The video shows the Member turning her head in reaction to the hitting. In the circumstances, the panel did not accept Dr. Pratt’s evidence.
The Member told the panel that she did not see the strike nor the “headlock”. Even if that was true, the Member failed to document her involvement at all, which is contrary to in the
Emergency Use of Restraints Policy (Exhibit #5) page 6 where it clearly states that “the staff member witnessing the event that led to the use of seclusion or restraints shall document the details of the incident in the health record and the Patient Safety Reporting System (PSRS)”. This is a breach of the Standard in not documenting an incident that involved restraint of a client.
There is no doubt that the Member observed an incident involving restraint of a client.
The Member stated she did not receive all the necessary “PICS” training from the Facility and yet if the Member did not feel she was fully trained there was no documentation to support this claim. Working in the area of Mental Health it is as described in the Health and Safety Policy (Exhibit #7) page 143, “Every individual is accountable for actively participating in and contributing to the health and safety program”, also mentioned on page 144 of the same exhibit, “Identifying incidents of workplace violence and opportunities for addressing and reporting these immediately to his or her leader.”

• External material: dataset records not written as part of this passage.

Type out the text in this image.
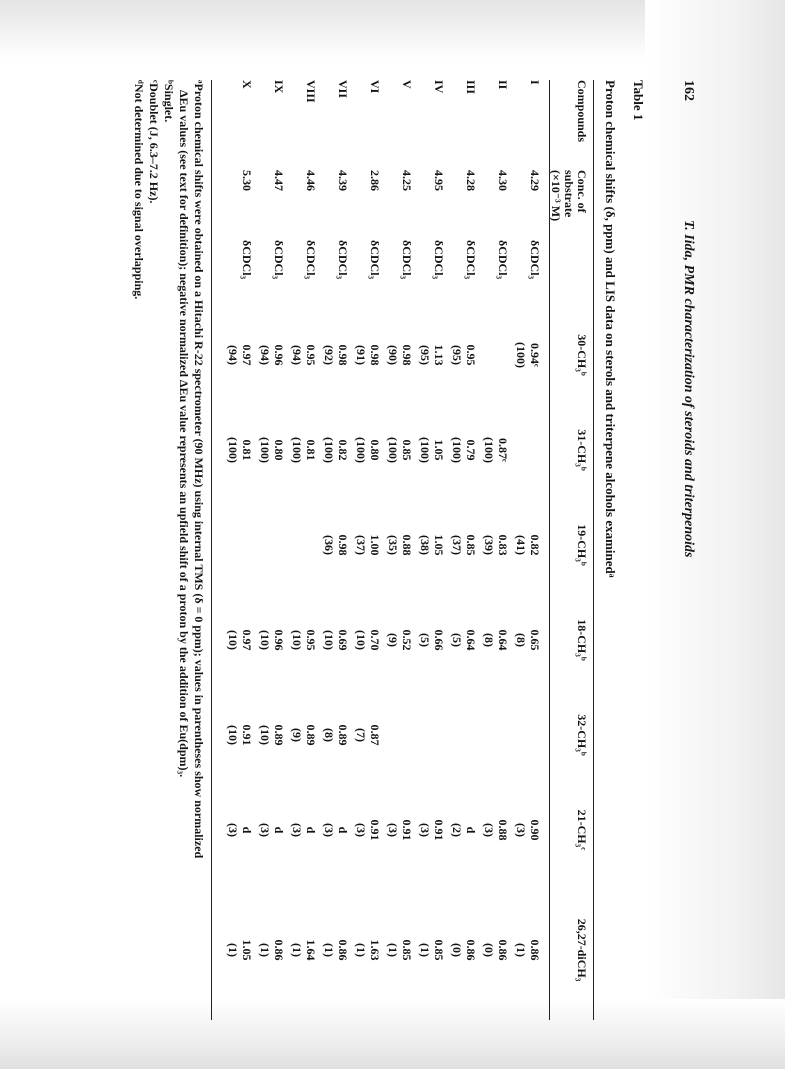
162
T. Iida, PMR characterization of steroids and triterpenoids
Table 1
Proton chemical shifts (δ, ppm) and LIS data on sterols and triterpene alcohols examinedᵃ
Compounds
Conc. of substrate (×10⁻³ M)
30-CH₃ᵇ
31-CH₃ᵇ
19-CH₃ᵇ
18-CH₃ᵇ
32-CH₃ᵇ
21-CH₃ᶜ
26,27-diCH₃
I
4.29
δCDCl₃
0.94ᶜ
(100)
0.82
(41)
0.65
(8)
0.90
(3)
0.86
(1)
II
4.30
δCDCl₃
0.87ᶜ
(100)
0.83
(39)
0.64
(8)
0.88
(3)
0.86
(0)
III
4.28
δCDCl₃
0.95
(95)
0.79
(100)
0.85
(37)
0.64
(5)
d
(2)
0.86
(0)
IV
4.95
δCDCl₃
1.13
(95)
1.05
(100)
1.05
(38)
0.66
(5)
0.91
(3)
0.85
(1)
V
4.25
δCDCl₃
0.98
(90)
0.85
(100)
0.88
(35)
0.52
(9)
0.91
(3)
0.85
(1)
VI
2.86
δCDCl₃
0.98
(91)
0.80
(100)
1.00
(37)
0.70
(10)
0.87
(7)
0.91
(3)
1.63
(1)
VII
4.39
δCDCl₃
0.98
(92)
0.82
(100)
0.98
(36)
0.69
(10)
0.89
(8)
d
(3)
0.86
(1)
VIII
4.46
δCDCl₃
0.95
(94)
0.81
(100)
0.95
(10)
0.89
(9)
d
(3)
1.64
(1)
IX
4.47
δCDCl₃
0.96
(94)
0.80
(100)
0.96
(10)
0.89
(10)
d
(3)
0.86
(1)
X
5.30
δCDCl₃
0.97
(94)
0.81
(100)
0.97
(10)
0.91
(10)
d
(3)
1.05
(1)

ᵃProton chemical shifts were obtained on a Hitachi R-22 spectrometer (90 MHz) using internal TMS (δ = 0 ppm); values in parentheses show normalized

ΔEu values (see text for definition); negative normalized ΔEu value represents an upfield shift of a proton by the addition of Eu(dpm)₃.

ᵇSinglet.

ᶜDoublet (J, 6.3–7.2 Hz).

ᵈNot determined due to signal overlapping.
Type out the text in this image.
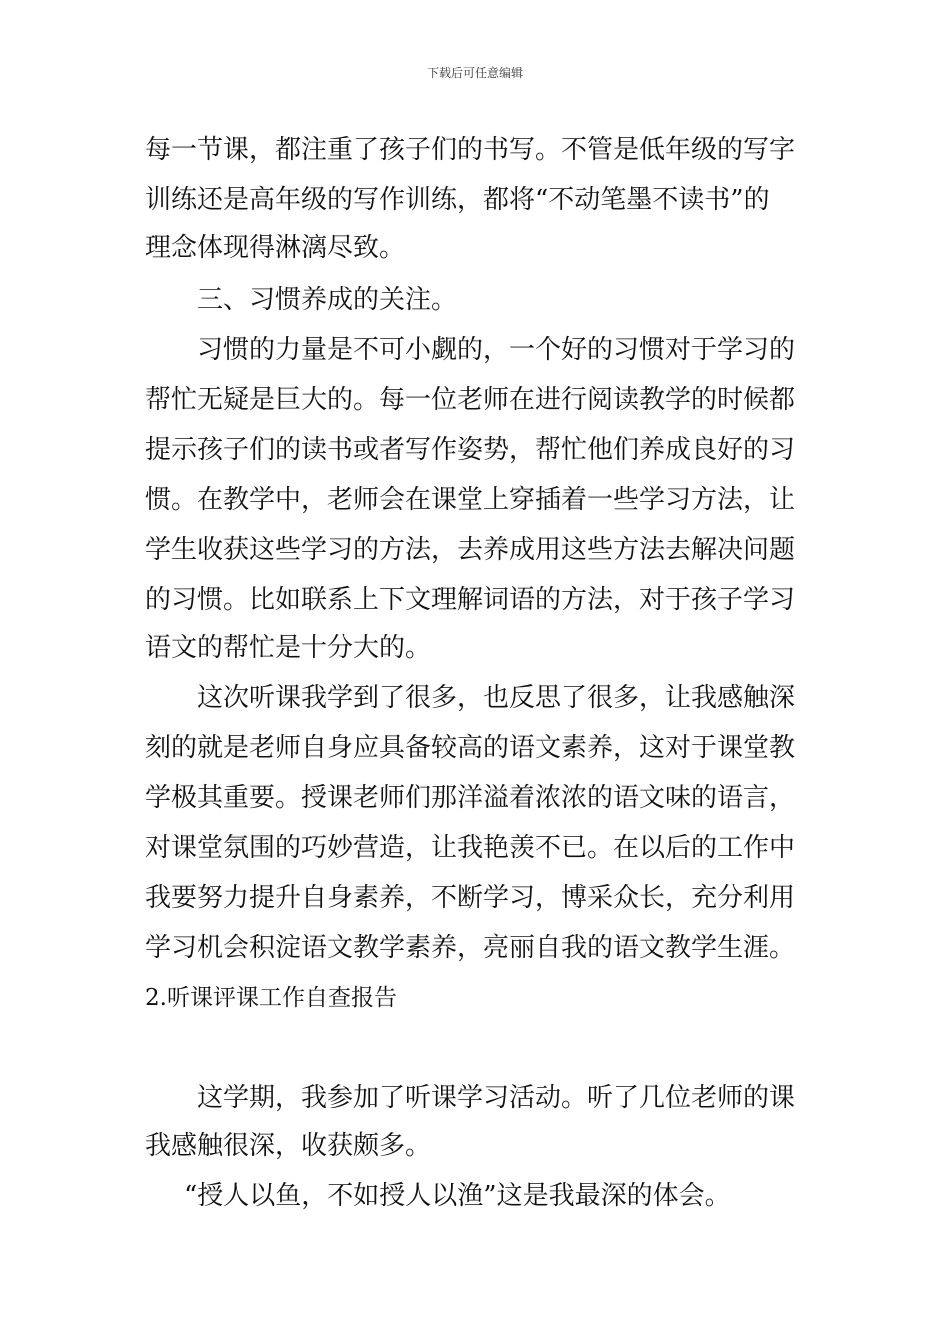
下载后可任意编辑
每一节课，都注重了孩子们的书写。不管是低年级的写字
训练还是高年级的写作训练，都将“不动笔墨不读书”的
理念体现得淋漓尽致。
三、习惯养成的关注。
习惯的力量是不可小觑的，一个好的习惯对于学习的
帮忙无疑是巨大的。每一位老师在进行阅读教学的时候都
提示孩子们的读书或者写作姿势，帮忙他们养成良好的习
惯。在教学中，老师会在课堂上穿插着一些学习方法，让
学生收获这些学习的方法，去养成用这些方法去解决问题
的习惯。比如联系上下文理解词语的方法，对于孩子学习
语文的帮忙是十分大的。
这次听课我学到了很多，也反思了很多，让我感触深
刻的就是老师自身应具备较高的语文素养，这对于课堂教
学极其重要。授课老师们那洋溢着浓浓的语文味的语言，
对课堂氛围的巧妙营造，让我艳羡不已。在以后的工作中
我要努力提升自身素养，不断学习，博采众长，充分利用
学习机会积淀语文教学素养，亮丽自我的语文教学生涯。
2.听课评课工作自查报告
这学期，我参加了听课学习活动。听了几位老师的课
我感触很深，收获颇多。
“授人以鱼，不如授人以渔”这是我最深的体会。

In this incident there was a breach in the public protection and a failure in the transparency of nursing practice.
Nurses are held to high standards and public protection should always be first and foremost. The panel reviewed all the evidence present including five witnesses, two security videos and 25 Exhibits put into evidence.
The panel reviewed the video footages several times to capture as close as possible the sequence of events.
I, Catherine Egerton, Public Member, sign this decision and reasons for the decision as Chairperson of this Discipline Panel and on behalf of the members of the Discipline Panel.